Autore: Redazione
14/06/2016

Nielsen: adv in crescita del 3,4% nel primo quadrimestre

Il trend di mercato positivo del 6,1% nel mese di aprile; Upa alza le stime di chiusura d'anno a +3/4%

Nielsen: adv in crescita del 3,4% nel primo quadrimestre

Un aprile molto forte fa da volano alla crescita della spesa pubblicitaria del primo quadrimestre 2016, pari al 3,4%: lo rivelano i dati Nielsen sugli investimenti relativi al periodo gennaio-aprile 2016. Il delta positivo mese su mese si attesta al 6,1%, con un incremento della raccolta nell’ordine dei 69 milioni di euro. A queste cifre manca la porzione relativa al web non monitorato, ossia principalmente search e social, che porterebbero il mercato a crescere del 4,8% nei primi quattro mesi, e del 7,5% nel solo mese di aprile. La reazione di Upa è quella di rivedere al rialzo le previsioni di chiusura del 2016: “Il mercato della pubblicità chiude ad aprile ancora meglio del previsto con un +4,8%, e i prossimi mesi, con gli Europei di calcio, non possono che confermare la tendenza alla ripresa. Forse possiamo rivedere in meglio le previsioni di chiusura dell’anno e puntare a una crescita fra il 3 e il 4%” afferma in una nota il presidente dell’associazione degli utenti pubblicitari, Lorenzo Sassoli de Bianchi. Gli fa eco Alberto Dal Sasso, TAM e AIS Managing Director di Nielsen: «da agosto a oggi contiamo nove mesi consecutivi di crescita e seppure il mercato ci abbia abituato a usare molta cautela nelle previsioni possiamo comunque parlare di un consolidamento della ripresa. Per fare un paragone con l’ultimo anno pari - il 2014 -, oggi arriviamo alla vigilia degli Europei di calcio con un trend positivo negli ultimi mesi e una crescita a valore di 70 milioni di euro: si consideri che nello stesso periodo del 2014 se ne erano persi circa 40, limitando la crescita ai soli mesi di giugno e luglio. Crediamo che questo primo semestre confermi l’andamento e apra la strada a un’ultima parte dell’anno più tranquilla”.

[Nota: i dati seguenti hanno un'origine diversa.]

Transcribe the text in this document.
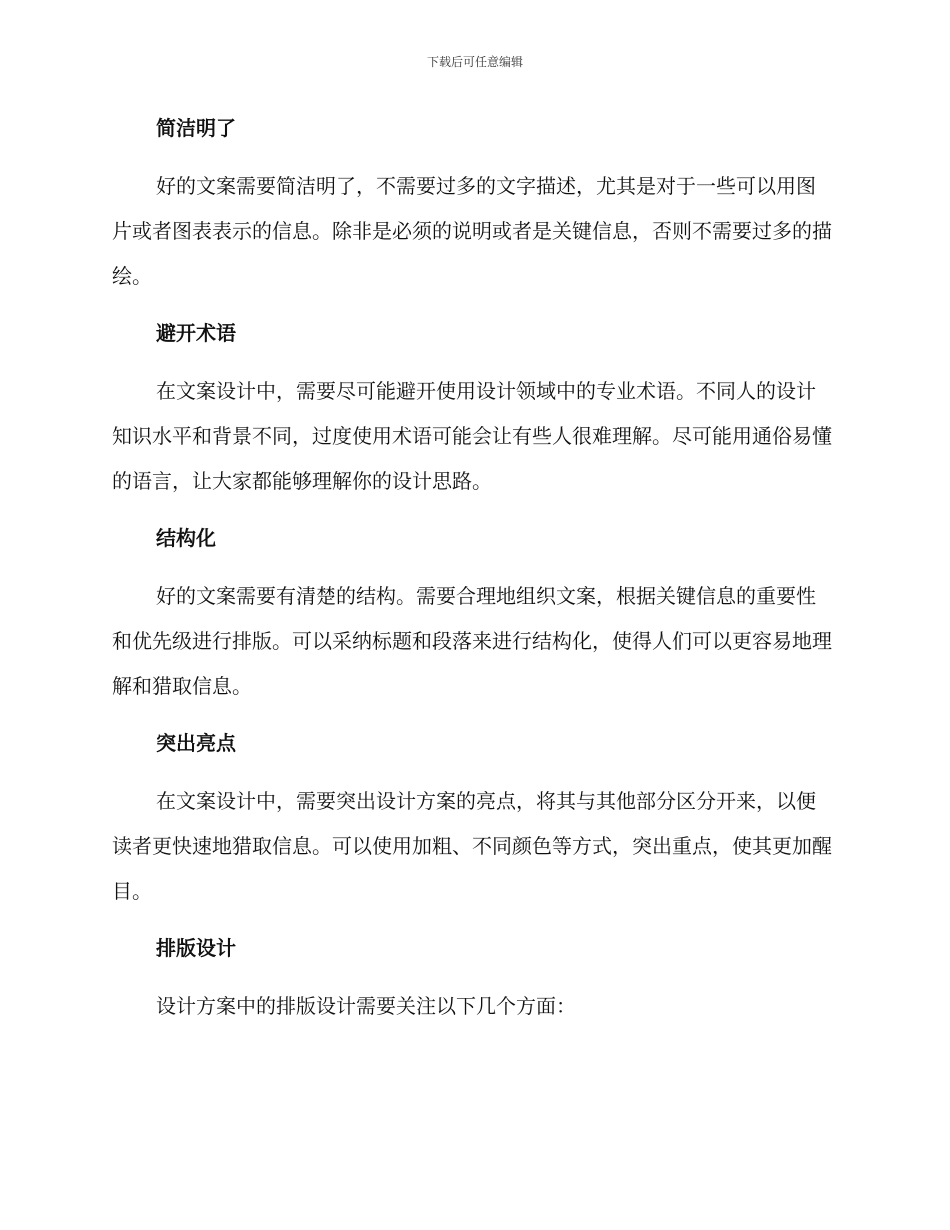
下载后可任意编辑
简洁明了

好的文案需要简洁明了，不需要过多的文字描述，尤其是对于一些可以用图片或者图表表示的信息。除非是必须的说明或者是关键信息，否则不需要过多的描绘。

避开术语

在文案设计中，需要尽可能避开使用设计领域中的专业术语。不同人的设计知识水平和背景不同，过度使用术语可能会让有些人很难理解。尽可能用通俗易懂的语言，让大家都能够理解你的设计思路。

结构化

好的文案需要有清楚的结构。需要合理地组织文案，根据关键信息的重要性和优先级进行排版。可以采纳标题和段落来进行结构化，使得人们可以更容易地理解和猎取信息。

突出亮点

在文案设计中，需要突出设计方案的亮点，将其与其他部分区分开来，以便读者更快速地猎取信息。可以使用加粗、不同颜色等方式，突出重点，使其更加醒目。

排版设计

设计方案中的排版设计需要关注以下几个方面：
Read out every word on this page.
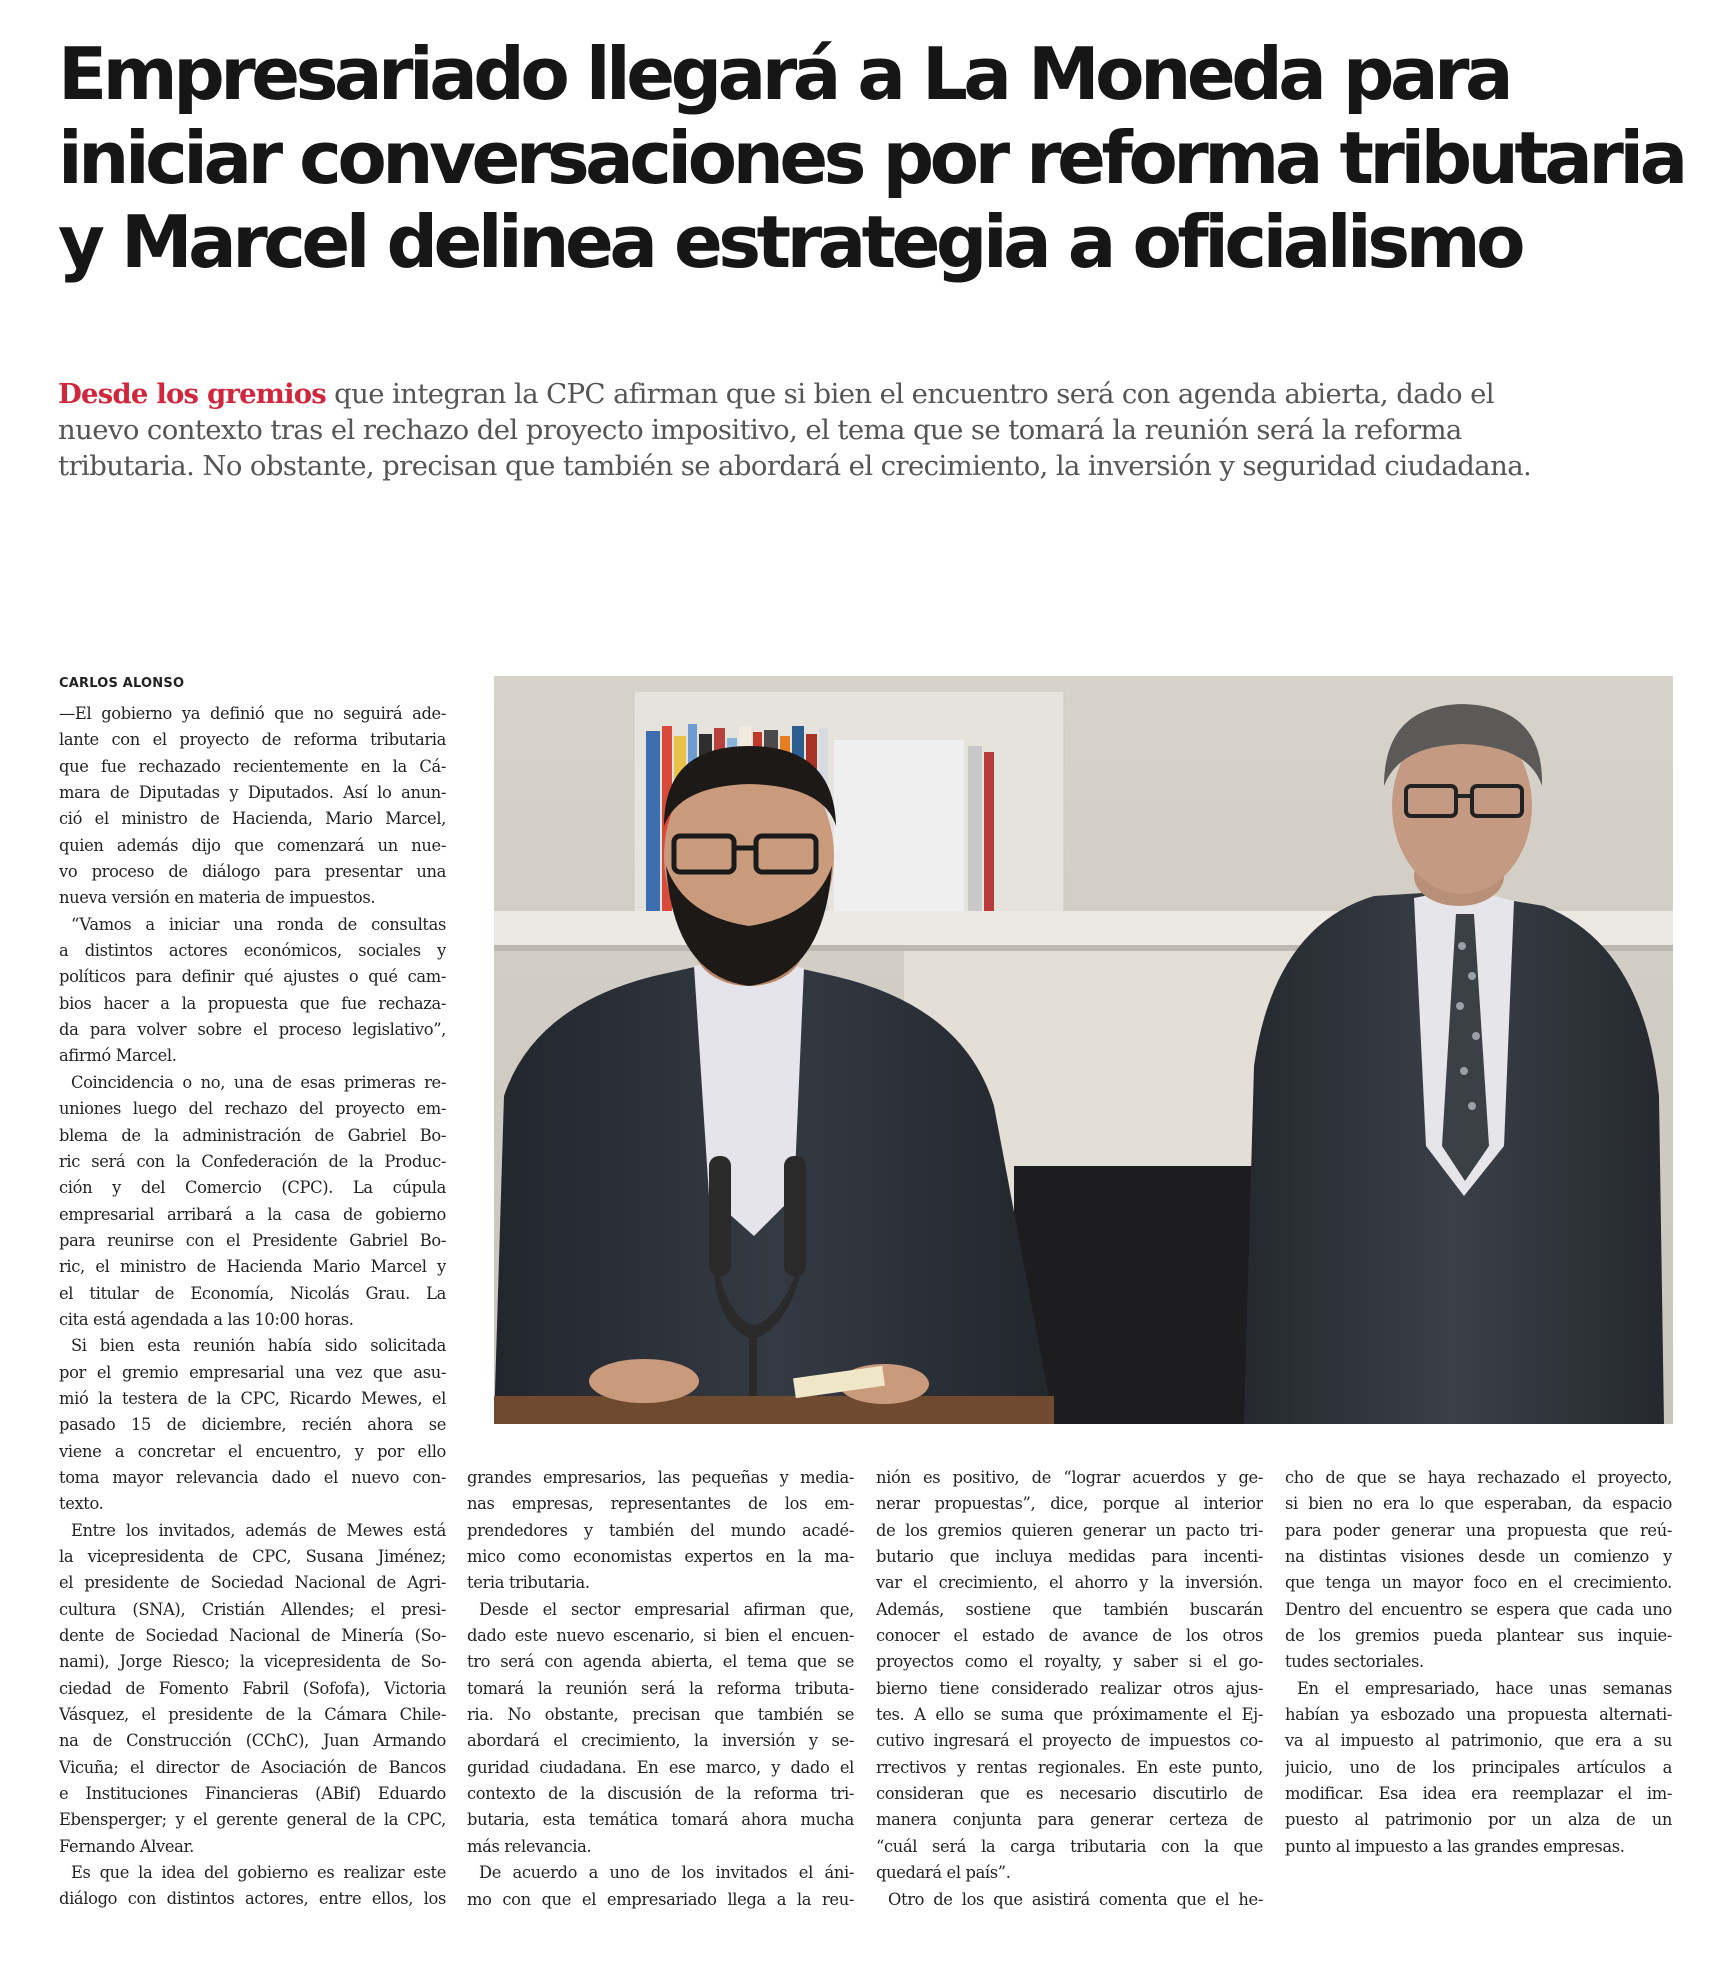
Empresariado llegará a La Moneda para
iniciar conversaciones por reforma tributaria
y Marcel delinea estrategia a oficialismo

Desde los gremios que integran la CPC afirman que si bien el encuentro será con agenda abierta, dado el
nuevo contexto tras el rechazo del proyecto impositivo, el tema que se tomará la reunión será la reforma
tributaria. No obstante, precisan que también se abordará el crecimiento, la inversión y seguridad ciudadana.

CARLOS ALONSO
—El gobierno ya definió que no seguirá ade-
lante con el proyecto de reforma tributaria
que fue rechazado recientemente en la Cá-
mara de Diputadas y Diputados. Así lo anun-
ció el ministro de Hacienda, Mario Marcel,
quien además dijo que comenzará un nue-
vo proceso de diálogo para presentar una
nueva versión en materia de impuestos.
“Vamos a iniciar una ronda de consultas
a distintos actores económicos, sociales y
políticos para definir qué ajustes o qué cam-
bios hacer a la propuesta que fue rechaza-
da para volver sobre el proceso legislativo”,
afirmó Marcel.
Coincidencia o no, una de esas primeras re-
uniones luego del rechazo del proyecto em-
blema de la administración de Gabriel Bo-
ric será con la Confederación de la Produc-
ción y del Comercio (CPC). La cúpula
empresarial arribará a la casa de gobierno
para reunirse con el Presidente Gabriel Bo-
ric, el ministro de Hacienda Mario Marcel y
el titular de Economía, Nicolás Grau. La
cita está agendada a las 10:00 horas.
Si bien esta reunión había sido solicitada
por el gremio empresarial una vez que asu-
mió la testera de la CPC, Ricardo Mewes, el
pasado 15 de diciembre, recién ahora se
viene a concretar el encuentro, y por ello
toma mayor relevancia dado el nuevo con-
texto.
Entre los invitados, además de Mewes está
la vicepresidenta de CPC, Susana Jiménez;
el presidente de Sociedad Nacional de Agri-
cultura (SNA), Cristián Allendes; el presi-
dente de Sociedad Nacional de Minería (So-
nami), Jorge Riesco; la vicepresidenta de So-
ciedad de Fomento Fabril (Sofofa), Victoria
Vásquez, el presidente de la Cámara Chile-
na de Construcción (CChC), Juan Armando
Vicuña; el director de Asociación de Bancos
e Instituciones Financieras (ABif) Eduardo
Ebensperger; y el gerente general de la CPC,
Fernando Alvear.
Es que la idea del gobierno es realizar este
diálogo con distintos actores, entre ellos, los
grandes empresarios, las pequeñas y media-
nas empresas, representantes de los em-
prendedores y también del mundo acadé-
mico como economistas expertos en la ma-
teria tributaria.
Desde el sector empresarial afirman que,
dado este nuevo escenario, si bien el encuen-
tro será con agenda abierta, el tema que se
tomará la reunión será la reforma tributa-
ria. No obstante, precisan que también se
abordará el crecimiento, la inversión y se-
guridad ciudadana. En ese marco, y dado el
contexto de la discusión de la reforma tri-
butaria, esta temática tomará ahora mucha
más relevancia.
De acuerdo a uno de los invitados el áni-
mo con que el empresariado llega a la reu-
nión es positivo, de “lograr acuerdos y ge-
nerar propuestas”, dice, porque al interior
de los gremios quieren generar un pacto tri-
butario que incluya medidas para incenti-
var el crecimiento, el ahorro y la inversión.
Además, sostiene que también buscarán
conocer el estado de avance de los otros
proyectos como el royalty, y saber si el go-
bierno tiene considerado realizar otros ajus-
tes. A ello se suma que próximamente el Ej-
cutivo ingresará el proyecto de impuestos co-
rrectivos y rentas regionales. En este punto,
consideran que es necesario discutirlo de
manera conjunta para generar certeza de
“cuál será la carga tributaria con la que
quedará el país”.
Otro de los que asistirá comenta que el he-
cho de que se haya rechazado el proyecto,
si bien no era lo que esperaban, da espacio
para poder generar una propuesta que reú-
na distintas visiones desde un comienzo y
que tenga un mayor foco en el crecimiento.
Dentro del encuentro se espera que cada uno
de los gremios pueda plantear sus inquie-
tudes sectoriales.
En el empresariado, hace unas semanas
habían ya esbozado una propuesta alternati-
va al impuesto al patrimonio, que era a su
juicio, uno de los principales artículos a
modificar. Esa idea era reemplazar el im-
puesto al patrimonio por un alza de un
punto al impuesto a las grandes empresas.
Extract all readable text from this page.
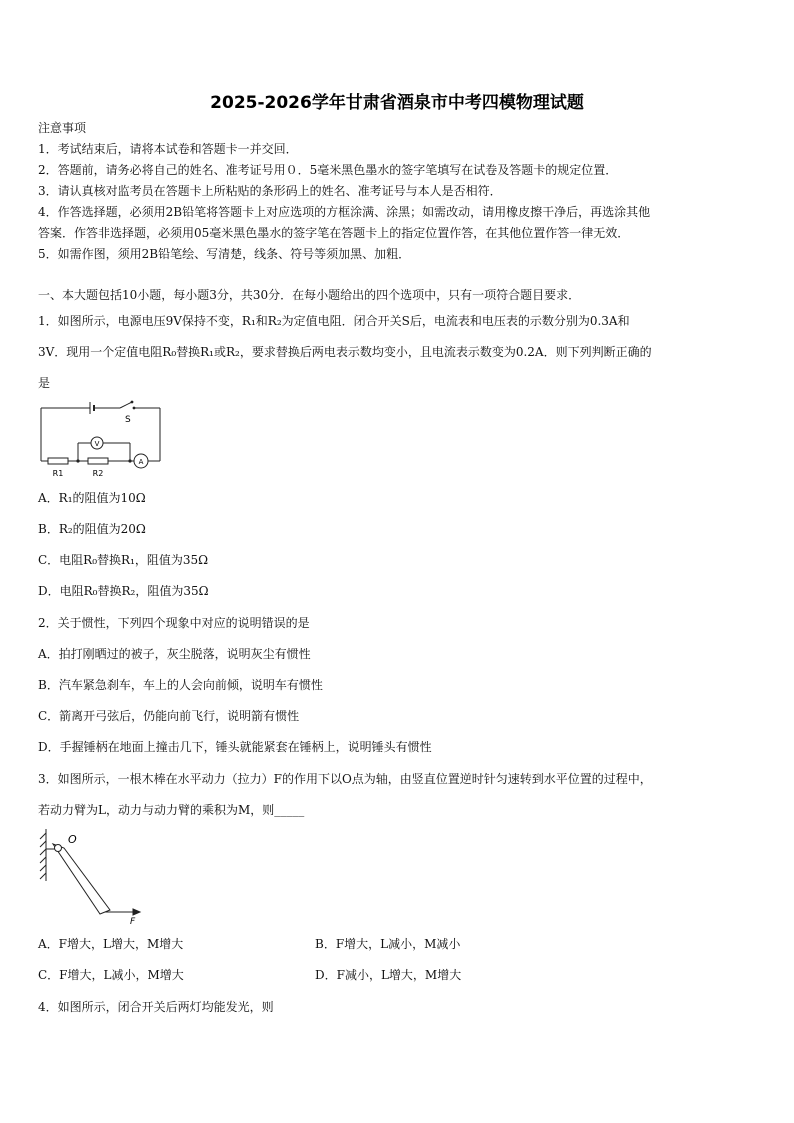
2025-2026学年甘肃省酒泉市中考四模物理试题
注意事项
1．考试结束后，请将本试卷和答题卡一并交回．
2．答题前，请务必将自己的姓名、准考证号用０．5毫米黑色墨水的签字笔填写在试卷及答题卡的规定位置．
3．请认真核对监考员在答题卡上所粘贴的条形码上的姓名、准考证号与本人是否相符．
4．作答选择题，必须用2B铅笔将答题卡上对应选项的方框涂满、涂黑；如需改动，请用橡皮擦干净后，再选涂其他
答案．作答非选择题，必须用05毫米黑色墨水的签字笔在答题卡上的指定位置作答，在其他位置作答一律无效．
5．如需作图，须用2B铅笔绘、写清楚，线条、符号等须加黑、加粗．
一、本大题包括10小题，每小题3分，共30分．在每小题给出的四个选项中，只有一项符合题目要求．
1．如图所示，电源电压9V保持不变，R₁和R₂为定值电阻．闭合开关S后，电流表和电压表的示数分别为0.3A和
3V．现用一个定值电阻R₀替换R₁或R₂，要求替换后两电表示数均变小，且电流表示数变为0.2A．则下列判断正确的
是
S
V
A
R1	R2
A．R₁的阻值为10Ω
B．R₂的阻值为20Ω
C．电阻R₀替换R₁，阻值为35Ω
D．电阻R₀替换R₂，阻值为35Ω
2．关于惯性，下列四个现象中对应的说明错误的是
A．拍打刚晒过的被子，灰尘脱落，说明灰尘有惯性
B．汽车紧急刹车，车上的人会向前倾，说明车有惯性
C．箭离开弓弦后，仍能向前飞行，说明箭有惯性
D．手握锤柄在地面上撞击几下，锤头就能紧套在锤柄上，说明锤头有惯性
3．如图所示，一根木棒在水平动力（拉力）F的作用下以O点为轴，由竖直位置逆时针匀速转到水平位置的过程中，
若动力臂为L，动力与动力臂的乘积为M，则_____
O
F
A．F增大，L增大，M增大	B．F增大，L减小，M减小
C．F增大，L减小，M增大	D．F减小，L增大，M增大
4．如图所示，闭合开关后两灯均能发光，则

L'andamento dei mezzi: per Nielsen tv leader di mercato

Il mezzo che fa la differenza è ancora la tv, in crescita del 10,3% ad aprile e del 6,4% nei quattro mesi. A fronte di un piccolo incremento dello 0,8% nel singolo mese, i quotidiani chiudono il quadrimestre con un calo del 2,9%. L’andamento mensile è positivo anche per i periodici, con un +4,5%, mentre il primo quadrimestre registra una negatività dell’1,6%. Va sempre bene la radio, che ad aprile registra una crescita del 3,8%, è chiude a +2,3% i primi quattro mesi dell’anno. Il web perde lo 0,6% nel quadrimestre e il 4,8% ad aprile, ma si tratta dei risultati generati dal perimetro attualmente monitorato. Integrando il dato con le stime di Nielsen sull’intero mondo del web advertising (aggiungendo principalmente search e social), il quadrimestre chiude a +8,1%, con un aprile a +8,9%. Sempre buone le performance nei primi quattro mesi dell’anno per cinema (+16,8%) e outdoor (+9,7%). Resta positivo il transit (16,6%), che incrementa la quota nel mercato grazie all’aumento di copertura. In flessione invece l’out of home tv (-0,9%), che è stato rinominato Go Tv a seguito della recente nascita di Fcp Go Tv, l’associazione delle concessionarie del mezzo. Per quanto riguarda i settori merceologici, se ne segnalano 17 in crescita. Per i primi comparti del mercato si registrano andamenti differenti: tornano a crescere le tlc (+20,4%) e la distribuzione (+28%), a cui si contrappone il calo della finanza (-23,2%). Tra gli altri comparti che contribuiscono alla crescita, si segnalano le buone performance di media/editoria (+11,9%) e tempo libero (+10,6%).